Application to Fair Lending Practices & Housing Assistance
Equal access also applies to any programs that are funded or insured by HUD and to FHA loans.
The Equal Access Rule states that a “determination of eligibility for housing that is assisted by HUD or subject to a mortgage insured by the Federal Housing Administration shall be made in accordance with the eligibility requirements provided for such program by HUD, and such housing shall be made available without regard to actual or perceived sexual orientation, gender identity, or marital status.”
In practice, that means that equal access must be granted in HUD programs, including public housing, Section 8 project-based or tenant-based housing, FHA-insured loans, and housing funded under the Community Development Block Grant, Housing Opportunities for People with AIDS, Section 202 Supportive Housing for the Elderly (202), and Section 811 Supportive Housing for Persons with Disabilities.
In addition to the equal access and definitional provisions, the LGBT Equal Access Rule prohibits inquiries “about the sexual orientation or gender identity of an applicant for, or occupant of HUD-assisted housing or housing whose financing is insured by HUD, whether renter- or owner-occupied, for the purposes of determining eligibility for the housing or otherwise making such housing available.”

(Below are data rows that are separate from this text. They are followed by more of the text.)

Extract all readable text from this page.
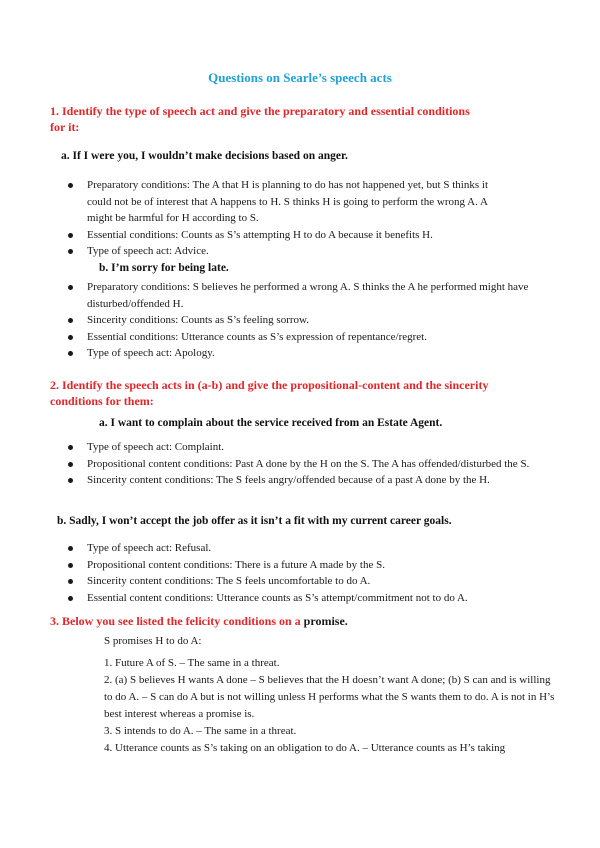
Questions on Searle’s speech acts
1. Identify the type of speech act and give the preparatory and essential conditions
for it:
a. If I were you, I wouldn’t make decisions based on anger.
Preparatory conditions: The A that H is planning to do has not happened yet, but S thinks it could not be of interest that A happens to H. S thinks H is going to perform the wrong A. A might be harmful for H according to S.
Essential conditions: Counts as S’s attempting H to do A because it benefits H.
Type of speech act: Advice.
b. I’m sorry for being late.
Preparatory conditions: S believes he performed a wrong A. S thinks the A he performed might have disturbed/offended H.
Sincerity conditions: Counts as S’s feeling sorrow.
Essential conditions: Utterance counts as S’s expression of repentance/regret.
Type of speech act: Apology.
2. Identify the speech acts in (a-b) and give the propositional-content and the sincerity
conditions for them:
a. I want to complain about the service received from an Estate Agent.
Type of speech act: Complaint.
Propositional content conditions: Past A done by the H on the S. The A has offended/disturbed the S.
Sincerity content conditions: The S feels angry/offended because of a past A done by the H.
b. Sadly, I won’t accept the job offer as it isn’t a fit with my current career goals.
Type of speech act: Refusal.
Propositional content conditions: There is a future A made by the S.
Sincerity content conditions: The S feels uncomfortable to do A.
Essential content conditions: Utterance counts as S’s attempt/commitment not to do A.
3. Below you see listed the felicity conditions on a promise.
S promises H to do A:
1. Future A of S. – The same in a threat.
2. (a) S believes H wants A done – S believes that the H doesn’t want A done; (b) S can and is willing to do A. – S can do A but is not willing unless H performs what the S wants them to do. A is not in H’s best interest whereas a promise is.
3. S intends to do A. – The same in a threat.
4. Utterance counts as S’s taking on an obligation to do A. – Utterance counts as H’s taking
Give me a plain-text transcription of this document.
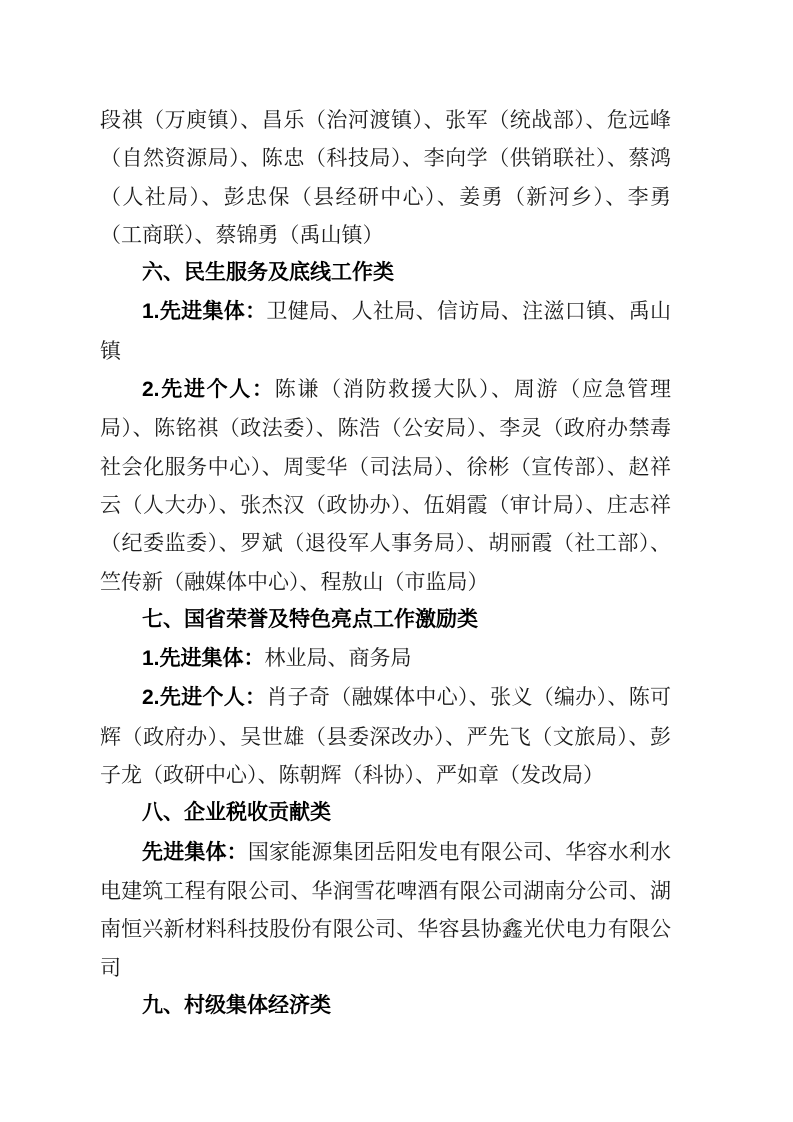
段祺（万庾镇）、昌乐（治河渡镇）、张军（统战部）、危远峰（自然资源局）、陈忠（科技局）、李向学（供销联社）、蔡鸿（人社局）、彭忠保（县经研中心）、姜勇（新河乡）、李勇（工商联）、蔡锦勇（禹山镇）

六、民生服务及底线工作类

1.先进集体：卫健局、人社局、信访局、注滋口镇、禹山镇

2.先进个人：陈谦（消防救援大队）、周游（应急管理局）、陈铭祺（政法委）、陈浩（公安局）、李灵（政府办禁毒社会化服务中心）、周雯华（司法局）、徐彬（宣传部）、赵祥云（人大办）、张杰汉（政协办）、伍娟霞（审计局）、庄志祥（纪委监委）、罗斌（退役军人事务局）、胡丽霞（社工部）、竺传新（融媒体中心）、程敖山（市监局）

七、国省荣誉及特色亮点工作激励类

1.先进集体：林业局、商务局

2.先进个人：肖子奇（融媒体中心）、张义（编办）、陈可辉（政府办）、吴世雄（县委深改办）、严先飞（文旅局）、彭子龙（政研中心）、陈朝辉（科协）、严如章（发改局）

八、企业税收贡献类

先进集体：国家能源集团岳阳发电有限公司、华容水利水电建筑工程有限公司、华润雪花啤酒有限公司湖南分公司、湖南恒兴新材料科技股份有限公司、华容县协鑫光伏电力有限公司

九、村级集体经济类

Specifically, an FHA approved lender cannot refuse a federally insured mortgage to a same-sex couple who is not married but is otherwise eligible.
Like all Fair Housing regulations, it’s important to keep in mind that people have a right to choose where they live. It’s up to us as Realtors to guide our clients to ensure that federal guidelines are being met when they screen tenants. It’s our responsibility to advertise fairly and respond to inquiries equally.